The UFC aired the prelims for UFC 198, doing 786,000 viewers, headlined by Demian Maia vs. Matt Brown, a stronger than usual FS 1 main event. It was the lowest prelim number before a pay-per-view so far this year. The head-to-head competition with Bellator was probably at least partially responsible. The prelims for UFC 197 did 835,000 viewers.
The Brown vs. Maia main event peaked at 985,000 viewers for the final rounds.
Bellator, which ran from 8 p.m. to 10:22 p.m., headlined by Phil Davis vs. King Mo Lawal, did 709,000 viewers, slightly above what Bellator usually does, a number fairly impressive given it was not on the regular night, started an hour earlier than usual and had the UFC competition.

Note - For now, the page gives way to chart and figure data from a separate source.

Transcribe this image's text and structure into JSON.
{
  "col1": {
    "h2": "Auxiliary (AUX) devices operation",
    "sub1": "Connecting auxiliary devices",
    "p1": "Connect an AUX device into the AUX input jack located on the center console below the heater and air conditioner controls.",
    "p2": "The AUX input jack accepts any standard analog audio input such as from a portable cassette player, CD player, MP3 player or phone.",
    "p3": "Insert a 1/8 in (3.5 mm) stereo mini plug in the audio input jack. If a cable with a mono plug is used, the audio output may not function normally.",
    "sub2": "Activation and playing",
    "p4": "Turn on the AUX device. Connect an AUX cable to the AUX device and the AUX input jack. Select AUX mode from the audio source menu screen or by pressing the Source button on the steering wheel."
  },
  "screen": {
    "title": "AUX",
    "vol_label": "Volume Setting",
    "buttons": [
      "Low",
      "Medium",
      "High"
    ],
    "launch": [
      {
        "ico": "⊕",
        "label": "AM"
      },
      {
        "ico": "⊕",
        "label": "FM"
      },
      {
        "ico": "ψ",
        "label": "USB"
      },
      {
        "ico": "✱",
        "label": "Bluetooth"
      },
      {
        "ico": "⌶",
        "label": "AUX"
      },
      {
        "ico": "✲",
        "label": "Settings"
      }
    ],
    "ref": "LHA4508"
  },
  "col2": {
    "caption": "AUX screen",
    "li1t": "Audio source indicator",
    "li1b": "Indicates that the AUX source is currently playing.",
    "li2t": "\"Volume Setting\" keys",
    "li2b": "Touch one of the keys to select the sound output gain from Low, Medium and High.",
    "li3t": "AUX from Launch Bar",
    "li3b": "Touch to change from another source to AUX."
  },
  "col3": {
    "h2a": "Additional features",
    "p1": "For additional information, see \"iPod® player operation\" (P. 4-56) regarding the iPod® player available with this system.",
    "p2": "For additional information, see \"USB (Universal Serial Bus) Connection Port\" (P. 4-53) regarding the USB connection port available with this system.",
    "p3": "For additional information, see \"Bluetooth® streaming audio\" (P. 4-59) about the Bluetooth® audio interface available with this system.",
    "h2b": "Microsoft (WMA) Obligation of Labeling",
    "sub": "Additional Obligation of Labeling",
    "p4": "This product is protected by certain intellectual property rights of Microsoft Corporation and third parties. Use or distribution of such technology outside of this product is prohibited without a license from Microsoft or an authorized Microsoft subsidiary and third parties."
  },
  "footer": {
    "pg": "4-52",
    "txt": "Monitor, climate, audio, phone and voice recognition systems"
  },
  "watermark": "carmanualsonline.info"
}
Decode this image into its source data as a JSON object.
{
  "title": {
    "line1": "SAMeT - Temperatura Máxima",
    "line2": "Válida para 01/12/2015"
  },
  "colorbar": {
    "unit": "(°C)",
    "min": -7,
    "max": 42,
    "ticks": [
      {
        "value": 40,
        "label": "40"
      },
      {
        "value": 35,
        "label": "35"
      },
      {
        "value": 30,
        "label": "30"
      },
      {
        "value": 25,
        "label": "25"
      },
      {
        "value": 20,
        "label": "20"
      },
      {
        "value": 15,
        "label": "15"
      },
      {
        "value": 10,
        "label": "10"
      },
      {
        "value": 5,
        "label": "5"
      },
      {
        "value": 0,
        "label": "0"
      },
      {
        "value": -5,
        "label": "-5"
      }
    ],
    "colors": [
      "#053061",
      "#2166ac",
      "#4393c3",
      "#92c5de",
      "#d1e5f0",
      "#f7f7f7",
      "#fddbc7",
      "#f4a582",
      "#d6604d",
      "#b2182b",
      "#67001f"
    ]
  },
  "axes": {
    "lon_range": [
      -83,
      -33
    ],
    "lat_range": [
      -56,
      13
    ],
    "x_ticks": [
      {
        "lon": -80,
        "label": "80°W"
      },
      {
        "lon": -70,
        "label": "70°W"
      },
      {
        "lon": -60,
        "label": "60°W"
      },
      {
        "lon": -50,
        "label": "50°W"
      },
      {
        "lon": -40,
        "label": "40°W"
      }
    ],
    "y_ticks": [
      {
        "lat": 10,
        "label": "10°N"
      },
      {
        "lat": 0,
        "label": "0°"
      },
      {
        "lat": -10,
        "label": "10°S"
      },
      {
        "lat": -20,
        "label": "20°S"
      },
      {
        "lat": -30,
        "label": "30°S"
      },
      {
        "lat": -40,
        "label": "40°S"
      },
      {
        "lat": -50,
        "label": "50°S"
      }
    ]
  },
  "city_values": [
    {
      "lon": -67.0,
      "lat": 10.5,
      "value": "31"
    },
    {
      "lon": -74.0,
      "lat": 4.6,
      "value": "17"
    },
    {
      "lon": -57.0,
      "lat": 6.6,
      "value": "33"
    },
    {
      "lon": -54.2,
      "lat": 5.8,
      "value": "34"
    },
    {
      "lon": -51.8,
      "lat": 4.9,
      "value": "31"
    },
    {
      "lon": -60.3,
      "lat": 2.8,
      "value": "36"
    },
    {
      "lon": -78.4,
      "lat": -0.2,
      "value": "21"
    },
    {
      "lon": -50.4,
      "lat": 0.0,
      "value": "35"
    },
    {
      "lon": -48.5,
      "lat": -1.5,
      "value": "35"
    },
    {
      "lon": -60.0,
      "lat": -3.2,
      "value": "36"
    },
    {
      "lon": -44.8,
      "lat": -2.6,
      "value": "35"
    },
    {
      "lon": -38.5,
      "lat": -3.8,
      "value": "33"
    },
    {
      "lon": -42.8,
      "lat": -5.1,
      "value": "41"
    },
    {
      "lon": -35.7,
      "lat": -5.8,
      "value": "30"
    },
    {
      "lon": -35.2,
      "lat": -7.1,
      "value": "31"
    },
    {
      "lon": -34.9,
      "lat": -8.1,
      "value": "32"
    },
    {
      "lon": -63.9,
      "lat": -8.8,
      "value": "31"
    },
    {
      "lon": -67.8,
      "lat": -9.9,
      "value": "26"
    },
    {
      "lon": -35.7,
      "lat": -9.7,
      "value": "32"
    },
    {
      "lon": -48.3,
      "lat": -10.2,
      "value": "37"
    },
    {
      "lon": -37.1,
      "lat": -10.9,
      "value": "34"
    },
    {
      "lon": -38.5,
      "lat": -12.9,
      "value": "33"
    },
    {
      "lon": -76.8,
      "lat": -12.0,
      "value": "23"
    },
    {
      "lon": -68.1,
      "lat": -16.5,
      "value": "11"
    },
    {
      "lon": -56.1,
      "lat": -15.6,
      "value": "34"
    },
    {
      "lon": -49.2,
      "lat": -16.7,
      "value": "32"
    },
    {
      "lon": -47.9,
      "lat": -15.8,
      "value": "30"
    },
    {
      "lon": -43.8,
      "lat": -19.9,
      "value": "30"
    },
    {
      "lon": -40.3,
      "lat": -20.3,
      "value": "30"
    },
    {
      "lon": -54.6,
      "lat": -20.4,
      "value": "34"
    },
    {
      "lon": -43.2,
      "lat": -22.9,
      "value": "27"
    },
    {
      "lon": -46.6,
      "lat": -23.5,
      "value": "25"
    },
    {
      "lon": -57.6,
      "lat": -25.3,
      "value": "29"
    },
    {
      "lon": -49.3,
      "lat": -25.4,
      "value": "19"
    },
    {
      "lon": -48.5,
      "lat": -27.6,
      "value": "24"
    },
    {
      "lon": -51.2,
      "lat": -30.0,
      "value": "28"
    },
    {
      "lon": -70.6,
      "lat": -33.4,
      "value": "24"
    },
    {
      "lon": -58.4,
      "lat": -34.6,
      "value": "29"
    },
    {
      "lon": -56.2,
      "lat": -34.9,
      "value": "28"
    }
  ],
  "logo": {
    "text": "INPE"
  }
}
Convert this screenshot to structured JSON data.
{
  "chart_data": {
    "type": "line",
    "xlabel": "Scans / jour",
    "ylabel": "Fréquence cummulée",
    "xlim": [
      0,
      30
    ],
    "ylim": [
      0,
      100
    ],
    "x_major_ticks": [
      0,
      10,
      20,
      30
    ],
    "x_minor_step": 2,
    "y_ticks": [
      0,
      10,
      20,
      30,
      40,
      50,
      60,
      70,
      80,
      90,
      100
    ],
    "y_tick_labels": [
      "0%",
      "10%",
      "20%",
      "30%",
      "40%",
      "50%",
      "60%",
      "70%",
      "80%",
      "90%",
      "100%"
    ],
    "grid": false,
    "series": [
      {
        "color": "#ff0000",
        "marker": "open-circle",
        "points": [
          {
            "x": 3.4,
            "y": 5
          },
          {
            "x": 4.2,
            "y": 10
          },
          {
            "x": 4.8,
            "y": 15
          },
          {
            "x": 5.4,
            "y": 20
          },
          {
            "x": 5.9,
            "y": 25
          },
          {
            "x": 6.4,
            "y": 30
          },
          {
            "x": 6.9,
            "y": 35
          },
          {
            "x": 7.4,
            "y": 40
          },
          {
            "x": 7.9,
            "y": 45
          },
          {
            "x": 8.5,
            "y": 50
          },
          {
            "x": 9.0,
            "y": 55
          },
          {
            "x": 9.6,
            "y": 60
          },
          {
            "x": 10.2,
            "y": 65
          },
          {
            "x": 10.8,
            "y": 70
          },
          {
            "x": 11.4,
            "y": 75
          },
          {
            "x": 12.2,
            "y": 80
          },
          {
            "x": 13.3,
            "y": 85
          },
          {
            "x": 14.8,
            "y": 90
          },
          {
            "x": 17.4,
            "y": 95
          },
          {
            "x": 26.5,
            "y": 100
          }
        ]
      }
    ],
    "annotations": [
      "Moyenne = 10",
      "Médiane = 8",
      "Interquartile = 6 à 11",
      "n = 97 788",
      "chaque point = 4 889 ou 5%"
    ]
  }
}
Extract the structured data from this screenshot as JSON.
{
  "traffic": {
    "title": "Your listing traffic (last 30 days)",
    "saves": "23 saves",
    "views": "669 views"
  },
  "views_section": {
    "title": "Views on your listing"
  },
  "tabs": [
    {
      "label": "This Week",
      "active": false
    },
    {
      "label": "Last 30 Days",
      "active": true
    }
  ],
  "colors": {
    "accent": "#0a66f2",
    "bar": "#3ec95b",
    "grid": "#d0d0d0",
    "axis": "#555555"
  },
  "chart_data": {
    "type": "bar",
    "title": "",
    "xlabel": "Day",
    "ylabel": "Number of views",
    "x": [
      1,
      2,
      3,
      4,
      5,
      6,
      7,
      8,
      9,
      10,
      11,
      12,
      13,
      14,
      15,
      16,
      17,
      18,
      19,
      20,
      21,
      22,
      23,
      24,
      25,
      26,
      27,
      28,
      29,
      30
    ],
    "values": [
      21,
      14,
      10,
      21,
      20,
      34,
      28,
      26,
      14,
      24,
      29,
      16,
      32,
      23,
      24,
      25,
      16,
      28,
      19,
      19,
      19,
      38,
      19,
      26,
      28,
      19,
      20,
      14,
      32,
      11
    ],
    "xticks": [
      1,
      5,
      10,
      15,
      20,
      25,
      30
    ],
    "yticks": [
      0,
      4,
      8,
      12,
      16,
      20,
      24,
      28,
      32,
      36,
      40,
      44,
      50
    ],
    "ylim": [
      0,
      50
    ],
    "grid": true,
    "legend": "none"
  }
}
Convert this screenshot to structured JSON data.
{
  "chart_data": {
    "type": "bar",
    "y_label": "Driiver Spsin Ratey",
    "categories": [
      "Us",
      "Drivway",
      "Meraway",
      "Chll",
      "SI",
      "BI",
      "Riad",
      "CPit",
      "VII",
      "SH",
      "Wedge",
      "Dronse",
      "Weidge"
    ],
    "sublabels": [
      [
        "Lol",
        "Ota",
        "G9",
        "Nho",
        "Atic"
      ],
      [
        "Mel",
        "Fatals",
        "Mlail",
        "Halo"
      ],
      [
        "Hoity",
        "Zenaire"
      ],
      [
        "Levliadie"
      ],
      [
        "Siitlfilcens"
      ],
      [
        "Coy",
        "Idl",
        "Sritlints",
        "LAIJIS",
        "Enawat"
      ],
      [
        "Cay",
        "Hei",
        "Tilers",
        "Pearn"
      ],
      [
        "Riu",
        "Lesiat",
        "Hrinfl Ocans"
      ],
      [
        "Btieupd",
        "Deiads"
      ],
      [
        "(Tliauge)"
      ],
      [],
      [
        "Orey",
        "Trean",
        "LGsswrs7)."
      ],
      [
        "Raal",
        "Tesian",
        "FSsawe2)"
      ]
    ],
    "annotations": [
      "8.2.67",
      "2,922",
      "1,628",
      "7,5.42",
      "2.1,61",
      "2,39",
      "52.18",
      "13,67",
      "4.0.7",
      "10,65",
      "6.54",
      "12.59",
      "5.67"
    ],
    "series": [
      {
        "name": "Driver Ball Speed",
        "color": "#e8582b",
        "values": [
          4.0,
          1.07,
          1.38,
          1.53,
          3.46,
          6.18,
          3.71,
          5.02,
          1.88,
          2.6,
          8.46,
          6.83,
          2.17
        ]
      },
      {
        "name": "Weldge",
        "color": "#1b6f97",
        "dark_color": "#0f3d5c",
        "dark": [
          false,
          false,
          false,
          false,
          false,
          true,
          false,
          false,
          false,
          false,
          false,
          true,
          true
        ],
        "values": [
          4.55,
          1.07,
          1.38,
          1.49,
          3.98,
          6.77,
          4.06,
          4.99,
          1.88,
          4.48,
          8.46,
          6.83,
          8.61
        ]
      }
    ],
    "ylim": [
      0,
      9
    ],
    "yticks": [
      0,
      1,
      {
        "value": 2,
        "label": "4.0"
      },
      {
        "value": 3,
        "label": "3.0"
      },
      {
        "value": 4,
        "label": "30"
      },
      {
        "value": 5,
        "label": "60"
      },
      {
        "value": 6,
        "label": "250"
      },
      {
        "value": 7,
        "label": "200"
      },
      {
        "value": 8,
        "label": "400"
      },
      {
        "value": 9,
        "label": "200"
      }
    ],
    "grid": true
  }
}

In the key 18-49 demo, UFC had an edge in viewers by 399,000 to 346,000.
Spike, which airs Bellator, is available in about nine million more homes than FS 1.
The shows were the two most-wafched live sports events on television that night.
Last year, the May show did 780,000 viewers for the prelims, and that was for a card without Bellator competition, and a main card that included a light heavyweight (Daniel Cormier vs. Anthony Johnson) and a middleweight (Chris Weidman vs. Vitor Belfort) championship fight.
The pre-fight show did 253,000 viewers, finishing slightly ahead of UFC 195's 252,000 for the lowest leading into a pay-per-view this year. The post-fight show did 117,000 viewers, the lowest so far this year after a pay-per-view.
In Brazil, the main card aired on Globo, and did four million viewers, up 50 percent from the four previous Saturdays in that time slot, which was 11:15 p.m. to 1:22 a.m., and did a 38 share, which means 38 percent of the people in the country watching television at the time were watching UFC. .
Taking out the monster Conor McGregor vs. Nate Diaz show, UFC's 195 and 197 shows this year had averaged had averaged 934,000 viewers for pay-per-view prelims, 266,000 viewers for pay-per-view pre-shows and 185,000 for pay-per-view post-fight shows.